Do you think NHL Commissioner Gary Bettman should be fired?
Here's what Sports Illustrated thought of the NHL at the time.
And yet, games didn't start the next season until January, 1995. Way to completely crush the momentum, Gary!
Your second lockout also happened after an incredible seven-game series, that time between the Calgary Flames and Tampa Bay Lightning in 2004. And when the Bolts brought Stanley home, it showed that your expansion model really worked, especially in the "Sun Belt."
So what did you do after that point was proven? Shut the league down and miss the next season entirely. Unreal.
Now here we are again, seven years later, on the verge of another shutdown.
If you make your version of The Rule of Three happen, if you complete the hat trick, you will turn off legions of hockey fans all over the world. You will show that the owners' greed rules the day. And you will jeopardize the way people make a living.
I'm not just referring to the players. It's the people who work the ticket windows, the folks who serve the food at the concession stands, bars and restaurants surrounding the arenas that depend on the game-night traffic for their survival. Not the greed mongers you represent. They're only interest at this point is to wring every last nickel and dime out of the players' pockets.

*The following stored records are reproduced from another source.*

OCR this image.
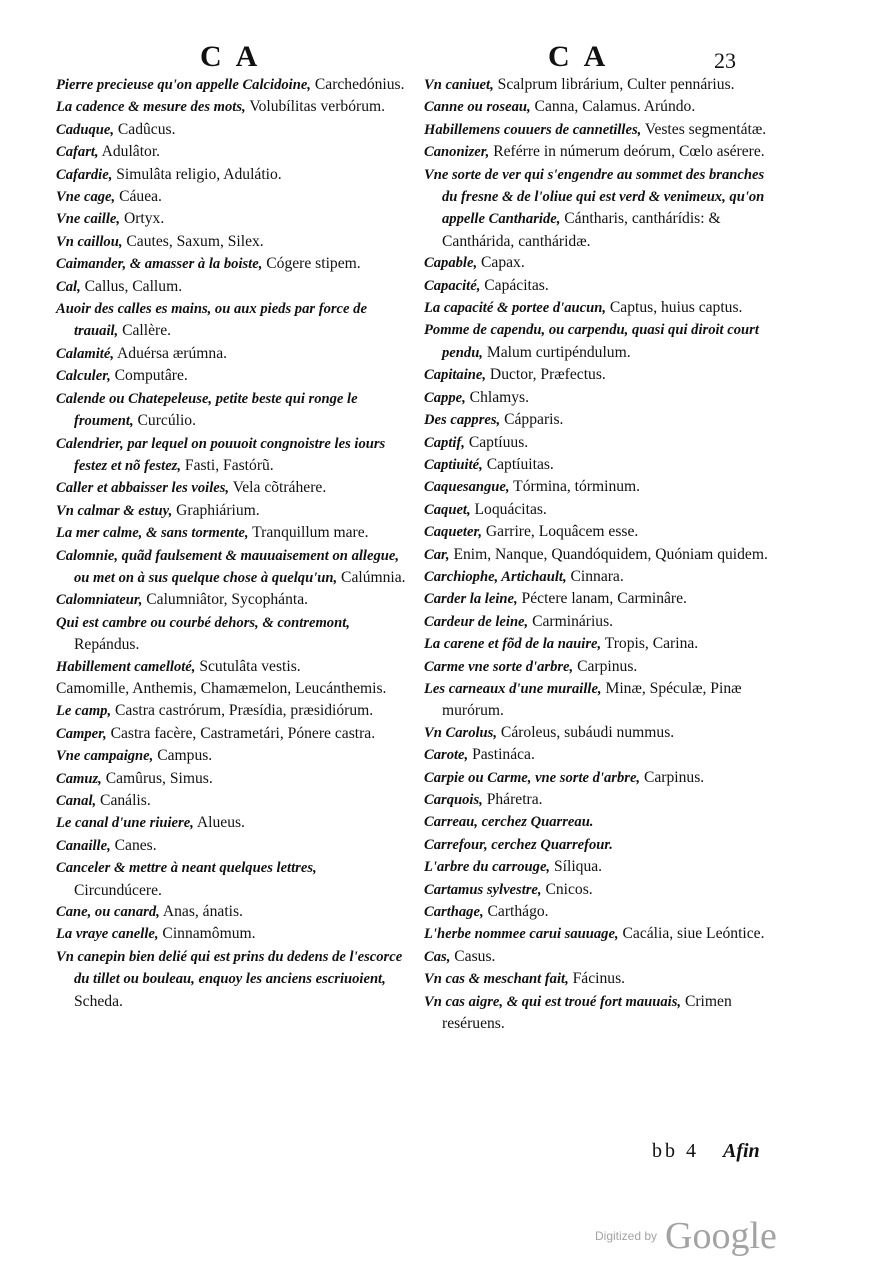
CA	CA	23
Pierre precieuse qu'on appelle Calcidoine, Carchedónius.
La cadence & mesure des mots, Volubílitas verbórum.
Caduque, Cadûcus.
Cafart, Adulâtor.
Cafardie, Simulâta religio, Adulátio.
Vne cage, Cáuea.
Vne caille, Ortyx.
Vn caillou, Cautes, Saxum, Silex.
Caimander, & amasser à la boiste, Cógere stipem.
Cal, Callus, Callum.
Auoir des calles es mains, ou aux pieds par force de trauail, Callère.
Calamité, Aduérsa ærúmna.
Calculer, Computâre.
Calende ou Chatepeleuse, petite beste qui ronge le froument, Curcúlio.
Calendrier, par lequel on pouuoit congnoistre les iours festez et nõ festez, Fasti, Fastórũ.
Caller et abbaisser les voiles, Vela cõtráhere.
Vn calmar & estuy, Graphiárium.
La mer calme, & sans tormente, Tranquillum mare.
Calomnie, quãd faulsement & mauuaisement on allegue, ou met on à sus quelque chose à quelqu'un, Calúmnia.
Calomniateur, Calumniâtor, Sycophánta.
Qui est cambre ou courbé dehors, & contremont, Repándus.
Habillement camelloté, Scutulâta vestis.
Camomille, Anthemis, Chamæmelon, Leucánthemis.
Le camp, Castra castrórum, Præsídia, præsidiórum.
Camper, Castra facère, Castrametári, Pónere castra.
Vne campaigne, Campus.
Camuz, Camûrus, Simus.
Canal, Canális.
Le canal d'une riuiere, Alueus.
Canaille, Canes.
Canceler & mettre à neant quelques lettres, Circundúcere.
Cane, ou canard, Anas, ánatis.
La vraye canelle, Cinnamômum.
Vn canepin bien delié qui est prins du dedens de l'escorce du tillet ou bouleau, enquoy les anciens escriuoient, Scheda.
Vn caniuet, Scalprum librárium, Culter pennárius.
Canne ou roseau, Canna, Calamus. Arúndo.
Habillemens couuers de cannetilles, Vestes segmentátæ.
Canonizer, Reférre in númerum deórum, Cœlo asérere.
Vne sorte de ver qui s'engendre au sommet des branches du fresne & de l'oliue qui est verd & venimeux, qu'on appelle Cantharide, Cántharis, canthárídis: & Canthárida, cantháridæ.
Capable, Capax.
Capacité, Capácitas.
La capacité & portee d'aucun, Captus, huius captus.
Pomme de capendu, ou carpendu, quasi qui diroit court pendu, Malum curtipéndulum.
Capitaine, Ductor, Præfectus.
Cappe, Chlamys.
Des cappres, Cápparis.
Captif, Captíuus.
Captiuité, Captíuitas.
Caquesangue, Tórmina, tórminum.
Caquet, Loquácitas.
Caqueter, Garrire, Loquâcem esse.
Car, Enim, Nanque, Quandóquidem, Quóniam quidem.
Carchiophe, Artichault, Cinnara.
Carder la leine, Péctere lanam, Carminâre.
Cardeur de leine, Carminárius.
La carene et fõd de la nauire, Tropis, Carina.
Carme vne sorte d'arbre, Carpinus.
Les carneaux d'une muraille, Minæ, Spéculæ, Pinæ murórum.
Vn Carolus, Cároleus, subáudi nummus.
Carote, Pastináca.
Carpie ou Carme, vne sorte d'arbre, Carpinus.
Carquois, Pháretra.
Carreau, cerchez Quarreau.
Carrefour, cerchez Quarrefour.
L'arbre du carrouge, Síliqua.
Cartamus sylvestre, Cnicos.
Carthage, Carthágo.
L'herbe nommee carui sauuage, Cacália, siue Leóntice.
Cas, Casus.
Vn cas & meschant fait, Fácinus.
Vn cas aigre, & qui est troué fort mauuais, Crimen reséruens.
bb 4 Afin
Digitized by Google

Jeff Z. Klein at the New York Times recently wrote:
With less than a month before the current collective bargaining agreement expires, Commissioner Gary Bettman has made it clear that he will lock out the players unless the union accepts a big pay cut — not necessarily the 24 percent cut the owners proposed. But a 12 percent cut would surely be acceptable to them, because that would leave the owners and the players at a 50-50 split of revenue — exactly what the N.F.L. and the N.B.A. owners wrested from their players after lockouts in 2011.
You want the players to accept a salary rollback? The employees who toil in sweat and blood for your concern? Well then, perhaps in good faith, you should take a rollback as well. After all, you do make quite a bit of cash. This from Chris Botta at SportsBusinessDaily.com:
At more than $7.98 million, Bettman’s salary has more than doubled since the lockout that canceled the NHL’s 2004-05 season. In that year, he made $3.7 million.
So now that we know how much you've gained, and what so many people stand to lose if there's another lockout, there's something you must understand.
September 15th is your judgement day. The day when the current Collective Bargaining Agreement expires. If there is no deal in place between the players and the owners, you'll have to deal with a train wreck.
Are you prepared for the unrelenting backlash you'll undoubtedly receive from countless fans and media?
Are you prepared to put the Winter Classic—the league's regular season showcase event—in jeopardy?
Are you prepared to go dark only 18 months after inking a 10-year, $2 billion TV deal?
Then by all means, invoke your dreaded version of The Rule of Three. Complete your hat trick. But if you do so, it will be a complete and utter disaster.
And if I were a betting man, Mr. Bettman, I'd take those odds any day of the week.